Драматическая семейная ситуация и особая доверительность детско-родительских отношений вызывала в редчайших случаях откровенное обсуждение вступления в пионеры как политического акта:
"Детство у меня было очень счастливое, деревенское, друзей-сверстников было много, кино каждый день, маму я страшно любила, а она меня… И никаких политических интересов за собой не припомню. Политика была где-то на другой планете. Так было до тех пор, когда надо было вступать или не вступать в пионеры. То есть я и спрашивать у мамы не собиралась – все вступали и я туда же. Кроме того, мне нравились галстуки. Но тут мама сказала, скорее даже предупредила: тебя могут не принять. Я знала, что мама сидела в лагере, что я там родилась, но как-то это не связывалось у меня с возможностью или невозможностью носить красный галстук (мне хотелось не шелковый, а сатиновый, он казался красивей, возможно, потому, что его в наши времена носили уже довольно редко; он был настоящий, старинный…). Из маминого объяснения мне стало понятно, что вступать в пионеры не стоит, хотя бы потому, что могут не принять из-за маминой судимости… Ну, я и не вступала. Но в конце концов вступила, потому что, во-первых, очень-очень позвали, а во-вторых надвигалось ноябрьское факельное шествие пионеров и комсомольцев через весь поселок к братской могиле неизвестных красноармейцев, похороненных у водокачки. Уж очень мне хотелось принять участие. Я и приняла" (А. Б. Интервью 4. Личный архив автора).

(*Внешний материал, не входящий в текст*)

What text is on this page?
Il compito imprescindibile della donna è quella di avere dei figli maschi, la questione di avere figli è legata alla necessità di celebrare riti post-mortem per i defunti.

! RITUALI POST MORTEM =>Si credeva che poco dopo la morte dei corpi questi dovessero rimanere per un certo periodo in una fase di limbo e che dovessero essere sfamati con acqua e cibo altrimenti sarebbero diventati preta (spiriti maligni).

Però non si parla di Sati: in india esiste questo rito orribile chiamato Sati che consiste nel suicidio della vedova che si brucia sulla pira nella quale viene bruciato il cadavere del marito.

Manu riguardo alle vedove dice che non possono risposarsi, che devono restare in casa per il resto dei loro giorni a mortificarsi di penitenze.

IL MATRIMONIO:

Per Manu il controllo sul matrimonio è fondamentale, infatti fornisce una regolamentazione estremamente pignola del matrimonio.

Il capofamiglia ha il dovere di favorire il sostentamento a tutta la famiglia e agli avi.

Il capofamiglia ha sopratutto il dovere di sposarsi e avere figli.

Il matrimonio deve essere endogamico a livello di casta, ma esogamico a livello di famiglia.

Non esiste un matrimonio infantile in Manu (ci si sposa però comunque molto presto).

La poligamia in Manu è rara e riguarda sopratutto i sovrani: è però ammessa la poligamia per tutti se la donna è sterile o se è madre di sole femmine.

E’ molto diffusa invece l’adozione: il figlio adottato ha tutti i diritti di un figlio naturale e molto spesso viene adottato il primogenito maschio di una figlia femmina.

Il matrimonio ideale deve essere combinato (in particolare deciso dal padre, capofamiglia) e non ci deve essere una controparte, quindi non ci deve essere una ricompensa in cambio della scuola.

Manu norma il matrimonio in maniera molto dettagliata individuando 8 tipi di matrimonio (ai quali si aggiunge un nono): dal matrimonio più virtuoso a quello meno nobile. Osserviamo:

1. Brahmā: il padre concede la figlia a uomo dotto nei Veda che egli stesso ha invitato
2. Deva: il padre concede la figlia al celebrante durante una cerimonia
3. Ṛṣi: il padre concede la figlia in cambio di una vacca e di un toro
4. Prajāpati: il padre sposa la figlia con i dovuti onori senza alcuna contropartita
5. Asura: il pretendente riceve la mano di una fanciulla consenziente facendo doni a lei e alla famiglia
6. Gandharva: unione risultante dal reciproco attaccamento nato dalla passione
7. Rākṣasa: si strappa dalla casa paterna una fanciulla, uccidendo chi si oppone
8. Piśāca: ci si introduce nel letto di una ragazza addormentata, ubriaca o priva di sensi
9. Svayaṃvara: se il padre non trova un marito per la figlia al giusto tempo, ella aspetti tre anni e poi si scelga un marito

Лично я ко вступлению в пионеры отнеслась со скукой, с неловкостью и даже ничего не "изобразила" перед поздравившей меня мамой. Хотя понимала, что надо бы изобразить радость и ответственность.
У моего собеседника А.К. на пионерские годы пришелся резкий перелом мироотношения: "Финал детсада и начальная школа до 4 класса – период полного подчинения идеологии, период обожания Сталина (мой отец – думал я – немножко похож на Сталина). Прямого давления не было, я и без того был впечатлительный и пылкий мальчик и в каком-то смысле был романтиком строя, формы, красных галстуков. Пионерия и власть старших меня убаюкивали, мне было хорошо и комфортно в этом деревянном царстве единства, все были бедные, все ненавидели поджигателей войны… я хотел быть как Ленин, учился на пятерки, точил карандаши как Ленин… дома гладил сам шелковый пионерский галстук, учился подшивать воротничок… Думаю, что суггестия партийной опеки в школе и отчасти в семье до 10 лет работала весьма эффективно… и вдруг! И вдруг (пубертация) в 12 лет я восстал. Все, что говорили старшие, все, что орали по радио, все, что делалось строем, по ранжиру, вызвало у меня смех, отвращение и полное отрицание. Кульминация – я написал школьное сочинение о том, что Павел Корчагин не может быть примером для нас, потому что он фанатик… и мне этот выпад сошел с рук, обсуждение в классе шло вяло и скучно. Финал хрущевской эпохи вообще был безвольным… Одним словом, лозунги работали только на уровне эмоций, а стоило только включить мозги и химеры патетики начинали пятиться" (А. К. Интервью 6. Личный архив автора).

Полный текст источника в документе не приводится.